И, взяв у него кубок, отставила его на стол. Бреон так и остался стоять со вторым. Она освободила его и от этого сосуда. И оказалась к нему вплотную. Сам он – ребенком – подходил так к высоким деревьям – чтобы почувствовать их величие. Ее губы, не тронутые отравой, были рядом, чуть ниже его подбородка. Дитя и древо. Всего лишь коснуться… Она опередила. И – если бы он был древом!

Но утопая коленями в меху покровов, и целуя ее в шею – верх пылкости, Этельгард, бывало, отстранялась! – он понял, что ШъяЛма ждет от него большего. Она раскинулась под его руками, блаженно смежив веки – а он только и мог, что покрывать ее горло поцелуями. Потому что ниже тело Этельгард всегда бывало закрыто сорочкой, и касаться его – значило проявлять похоть. Для соитий они укрывались с головой, перед тем проложив меж собой простыню с отверстием, оба напряженные, как тисовые луки… А сейчас он холодел, ощущая, как слабеет плоть. И…

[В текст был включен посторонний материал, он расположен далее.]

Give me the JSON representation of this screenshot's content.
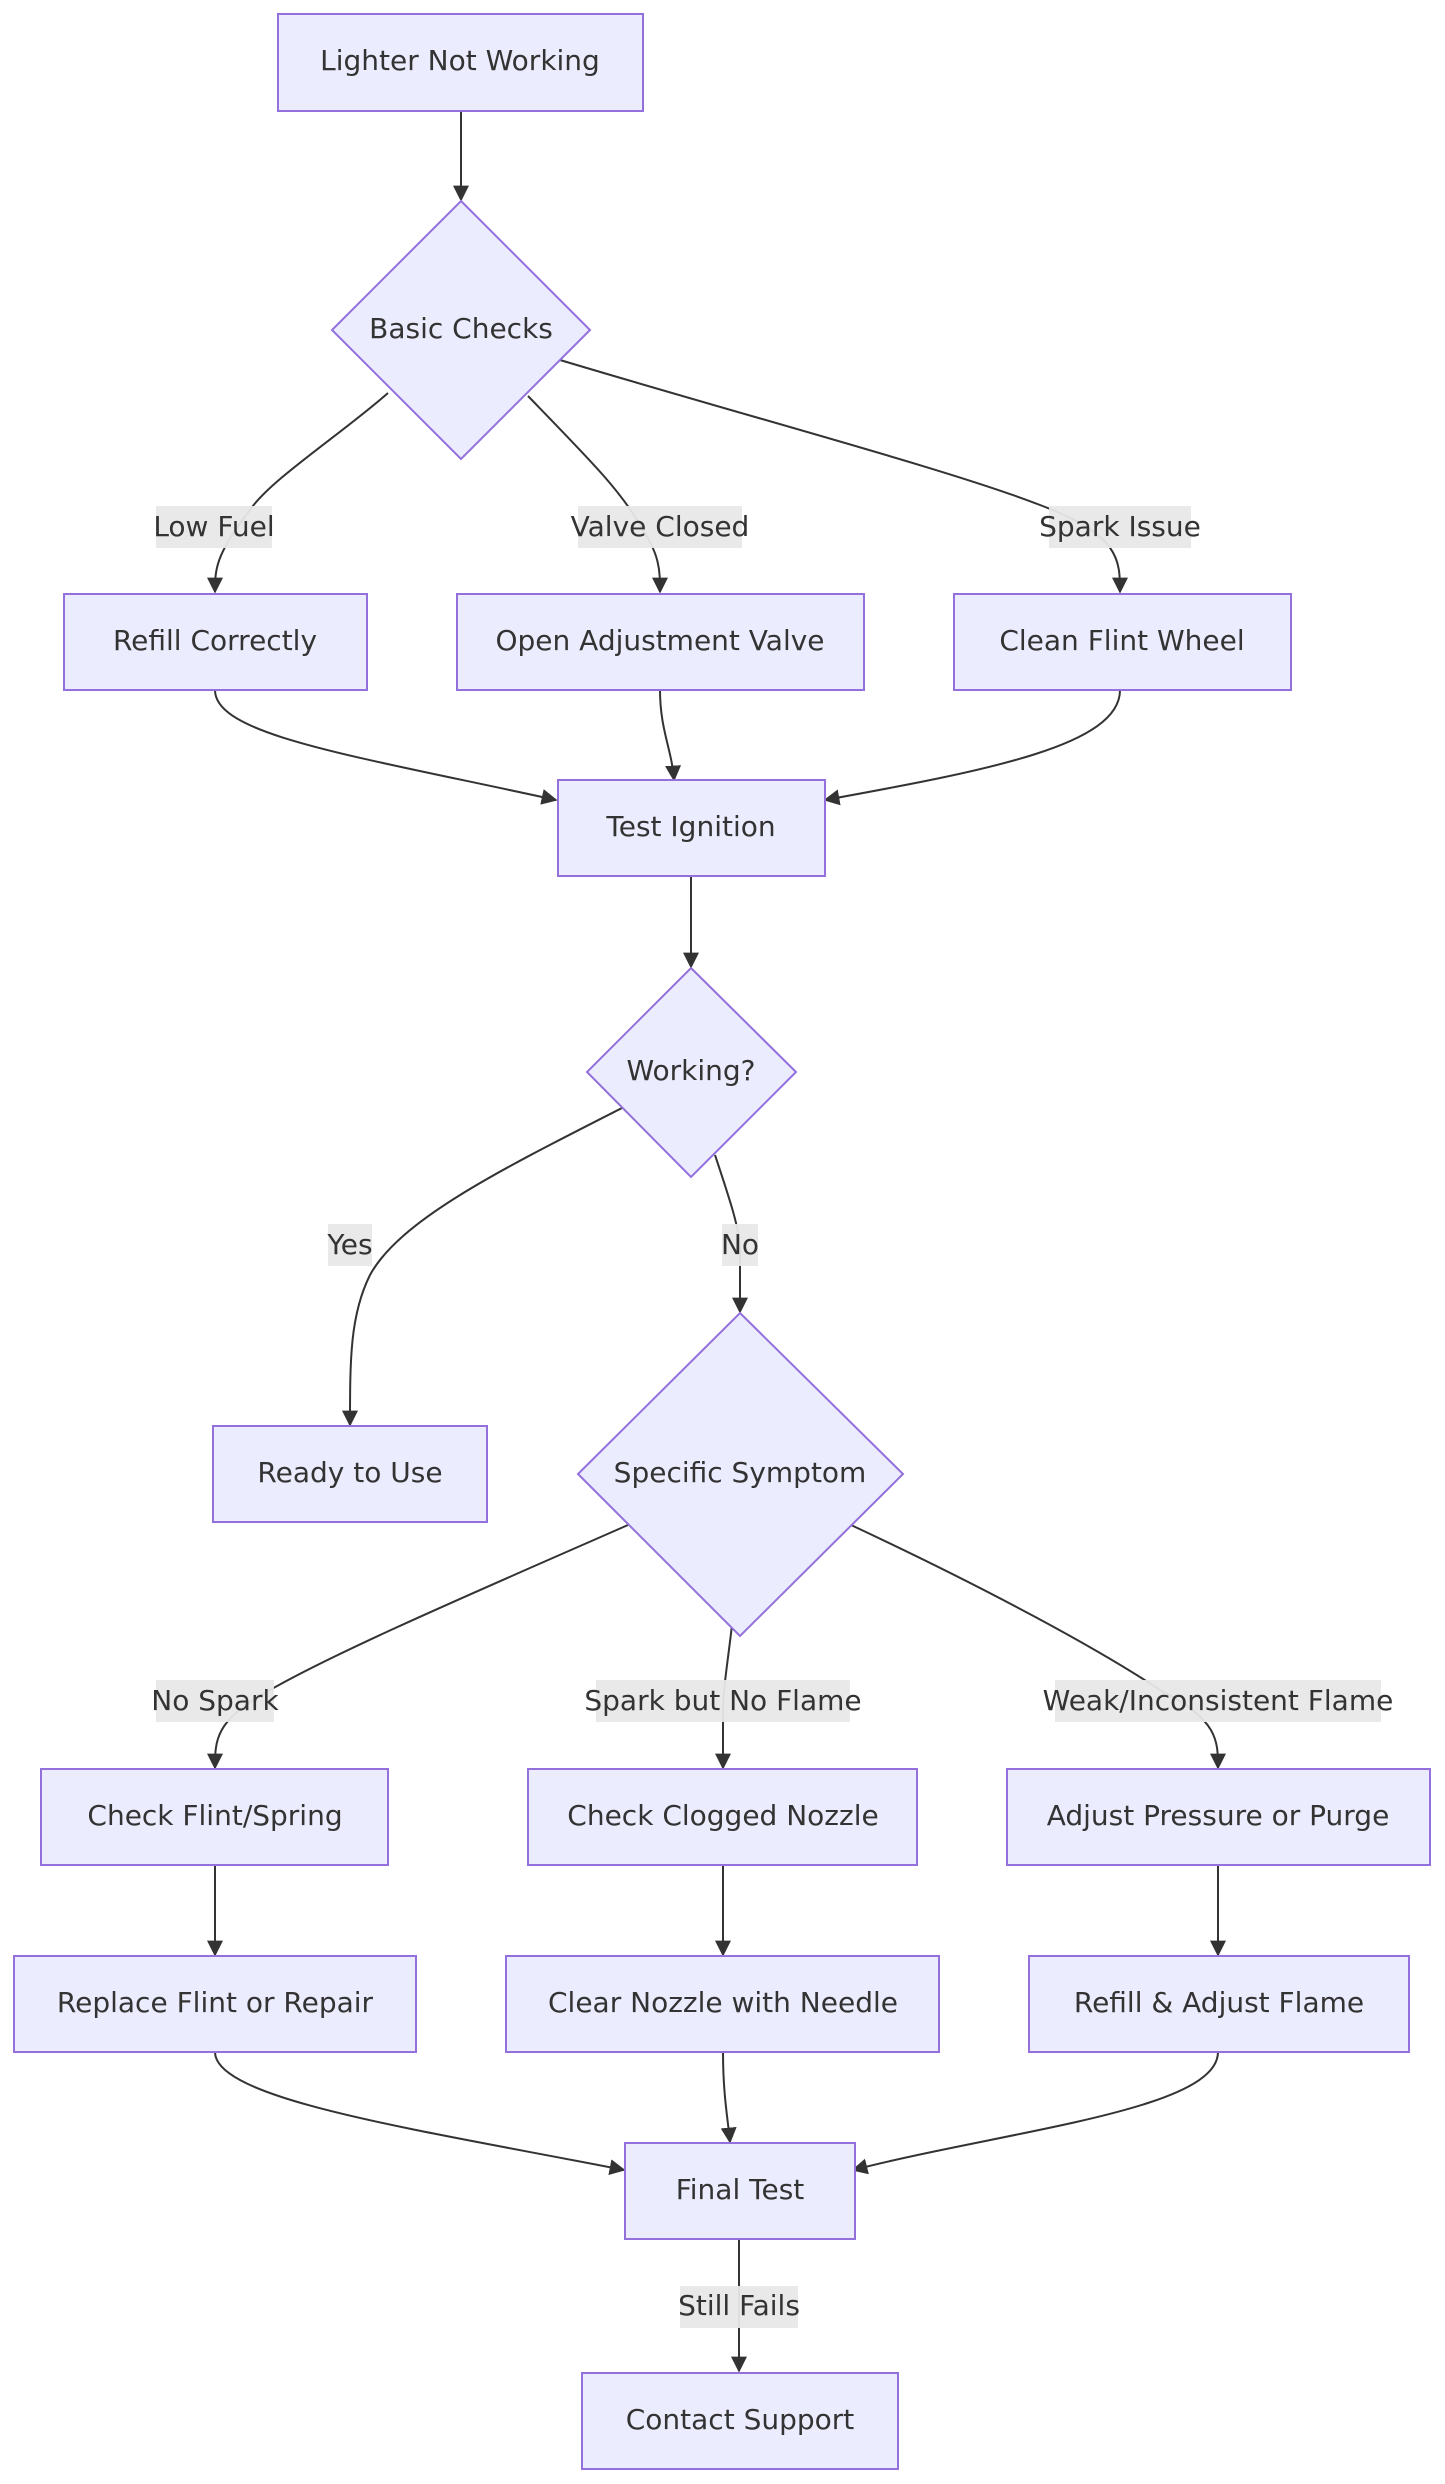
{
  "nodes": {
    "lighter_not_working": "Lighter Not Working",
    "basic_checks": "Basic Checks",
    "refill_correctly": "Refill Correctly",
    "open_adjustment_valve": "Open Adjustment Valve",
    "clean_flint_wheel": "Clean Flint Wheel",
    "test_ignition": "Test Ignition",
    "working": "Working?",
    "ready_to_use": "Ready to Use",
    "specific_symptom": "Specific Symptom",
    "check_flint_spring": "Check Flint/Spring",
    "check_clogged_nozzle": "Check Clogged Nozzle",
    "adjust_pressure_or_purge": "Adjust Pressure or Purge",
    "replace_flint_or_repair": "Replace Flint or Repair",
    "clear_nozzle_with_needle": "Clear Nozzle with Needle",
    "refill_adjust_flame": "Refill & Adjust Flame",
    "final_test": "Final Test",
    "contact_support": "Contact Support"
  },
  "edge_labels": {
    "low_fuel": "Low Fuel",
    "valve_closed": "Valve Closed",
    "spark_issue": "Spark Issue",
    "yes": "Yes",
    "no": "No",
    "no_spark": "No Spark",
    "spark_but_no_flame": "Spark but No Flame",
    "weak_inconsistent_flame": "Weak/Inconsistent Flame",
    "still_fails": "Still Fails"
  },
  "colors": {
    "node_fill": "#ECECFF",
    "node_stroke": "#9370DB",
    "edge": "#333333",
    "label_bg": "#E8E8E8"
  }
}
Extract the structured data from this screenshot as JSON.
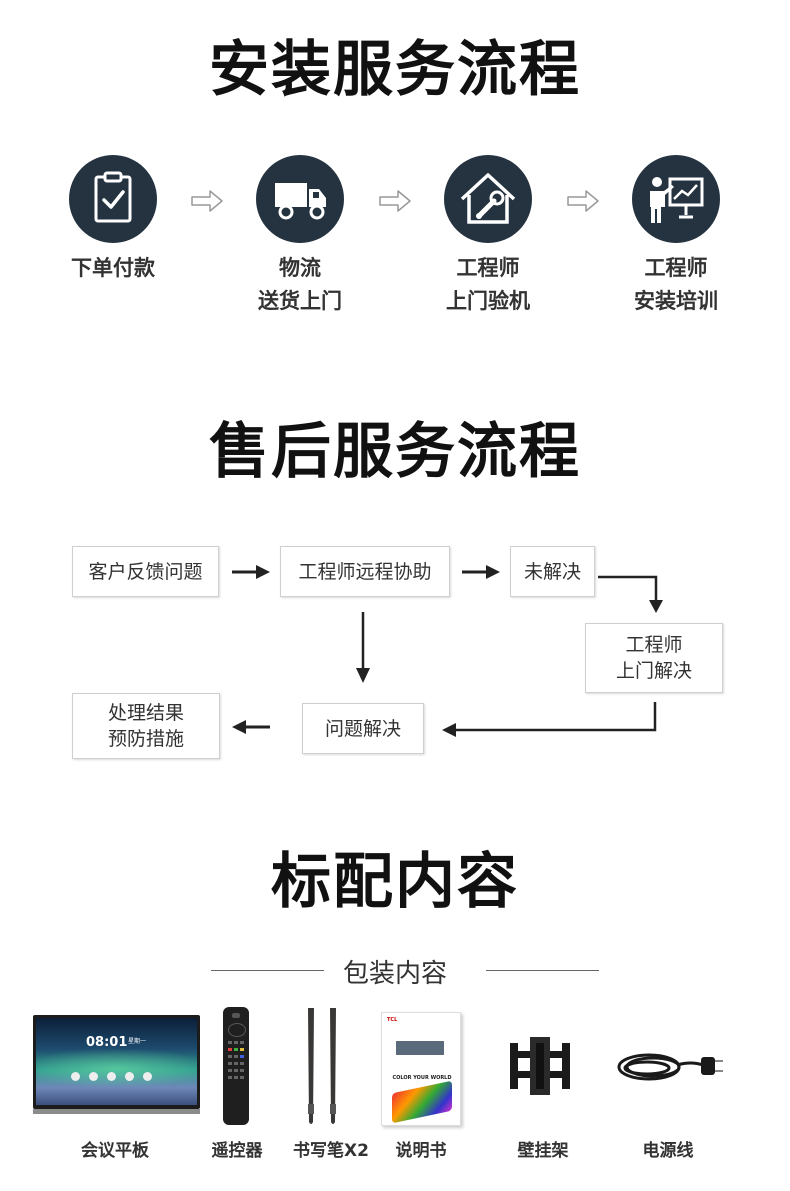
{
  "install": {
    "title": "安装服务流程",
    "steps": [
      {
        "line1": "下单付款",
        "line2": "",
        "icon": "clipboard-check-icon"
      },
      {
        "line1": "物流",
        "line2": "送货上门",
        "icon": "truck-icon"
      },
      {
        "line1": "工程师",
        "line2": "上门验机",
        "icon": "house-wrench-icon"
      },
      {
        "line1": "工程师",
        "line2": "安装培训",
        "icon": "presentation-trainer-icon"
      }
    ],
    "icon_color": "#253240"
  },
  "aftersales": {
    "title": "售后服务流程",
    "boxes": {
      "feedback": "客户反馈问题",
      "remote": "工程师远程协助",
      "unsolved": "未解决",
      "onsite_line1": "工程师",
      "onsite_line2": "上门解决",
      "solved": "问题解决",
      "result_line1": "处理结果",
      "result_line2": "预防措施"
    }
  },
  "contents": {
    "title": "标配内容",
    "subtitle": "包装内容",
    "items": [
      {
        "label": "会议平板"
      },
      {
        "label": "遥控器"
      },
      {
        "label": "书写笔X2"
      },
      {
        "label": "说明书"
      },
      {
        "label": "壁挂架"
      },
      {
        "label": "电源线"
      }
    ],
    "screen": {
      "time": "08:01",
      "date": "星期一"
    },
    "manual": {
      "brand": "TCL",
      "slogan": "COLOR YOUR WORLD"
    }
  }
}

«Бреон, не спеши… Повернись… Вот так. Закрой глаза… «Он перевалился на спину; обмирал от стыда и не мог разомкнуть сладкую цепь ее поцелуев, вьющуюся от горла по ключицам, вкруг обоих сосков (они, оцелованные, горели!) ниже по животу. Тело угадывало, где оборвется цепь, разум отказывался верить. Но когда ее губы встретились со вздыбленной его плотью, он содрогнулся и не сдержал крика.